Can anyone explain why I am not seeing this peak in HCT116 cells treated with TRAIL (10ngml) over a time course of days ?

Thanks on advance


I used this technique some time ago, and the only difference I see with yours is that I fixed the cells in ethanol for 5 min @ -20ºC. Also, I always processed the cells inmediately, even thought the protocol says that you can stop at that step.
I guess you're recovering all the floating cells and that you're seeing apoptosis by other independent method. I don't know what to suggest, as this is quite a straightforward method. Maybe you could use a higher number of cells for your assays?
Sorry I could not be of more help. Good luck!

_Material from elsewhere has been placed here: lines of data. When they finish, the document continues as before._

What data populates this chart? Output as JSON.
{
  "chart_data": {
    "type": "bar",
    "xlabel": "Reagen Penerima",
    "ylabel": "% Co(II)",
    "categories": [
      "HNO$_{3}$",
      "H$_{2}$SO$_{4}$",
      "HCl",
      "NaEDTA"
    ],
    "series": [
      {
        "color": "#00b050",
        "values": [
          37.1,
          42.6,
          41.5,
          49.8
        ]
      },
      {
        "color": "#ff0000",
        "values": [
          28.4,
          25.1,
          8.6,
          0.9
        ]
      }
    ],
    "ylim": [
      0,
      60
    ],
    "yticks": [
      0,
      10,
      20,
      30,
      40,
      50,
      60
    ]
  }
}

Start by collecting the media of the cells you wish to FACS. Your dead cells are mostly in the media. After trypsinizing cells add trypsinized cells to collected media. Spin at a speed higher than you would normally for HCT116 cells (apoptotic cells are light). Try around 3200 g, and it is extremly importnant NOT to use breaks on the centrifuge. Now, for all the folloiwng steps, centrifuge at 5000 rpm (on an eppendorf referigerated centrifuge). You should be able to see a sub G population.
Good Luck


Another detail that can be overlooked is the gate being used to measure your subpopulation of cells going into the cytometer. If someone was using it to strictly measure cell cycle before you, they may have gated out all the sub-G1 measurements.